Ah Allah'ım kudretine kim dayanabilir, kudretinin karşısında kim durabilir ki ben dayanayım, durayım. Bu bozguna, bu yangına dayanma gücüm, gücümüz olacak mı?

İşte geldim ... Seni sonsuzluğa emanet ettiğimiz yerdeyim ... Bak sular damlıyor çiçeklerden, her yana sevgiler serilmiş... Yürürken üzerlerine basacağım diye ödüm kopuyor...

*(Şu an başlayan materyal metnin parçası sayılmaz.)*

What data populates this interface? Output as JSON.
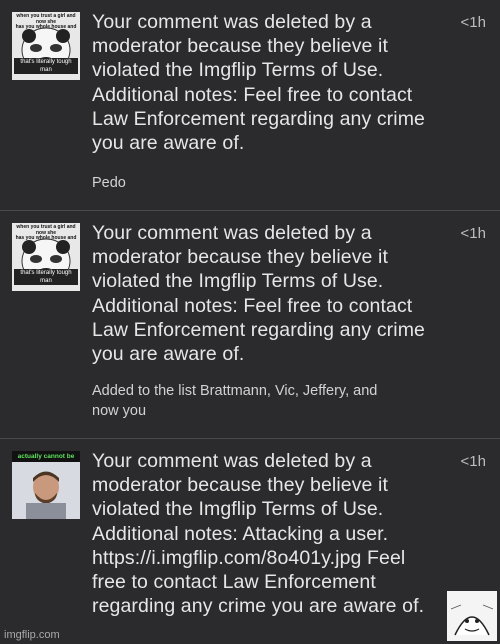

Ben mi? Beni sorarsan can dostum, bugünlerde yine, sessiz akıl almaz bir rüzgara karşı, tek başıma, yokuş yukarı çıkıyorum. Hep,'hayat, bıçak sırtında bir yolculuk' derdin ya. İşte öyle, bıçak sırtındayım. Ama artık, cesaretim olan sen yoksun. Neden? Hani, bu yolculukta kötülükle yüzleşip onu birlikte alt edecektik? Peki, ben sensiz başarabilecek miyim? Ama dur, üzülme. İnan deniyorum. Bak, hala yazları adaya gidiyorum. Baharla birlikte sokaklarım yine çiçek açıyor. Biliyorsun adada evler biraz rutubet kokar, ama olsun, seviyorum. Yani, evi de- solan perdelerimi de değiştirmedim. Ha anneme yük ediyorum diye kızacaksın ama kedilerimin sayısı da arttı. Ve insanlar hala bana yalan söylüyor, ama senin dediğin gibi, asla düşmüyorum ... Benden haberler bu kadar can dostum ... Cennette görüşürüz ... Unutulmak mı, haaa.... Seni o kadar çok özlüyorum ki, unutulmaktan büyük olan sevgi varmış. Öğrendim.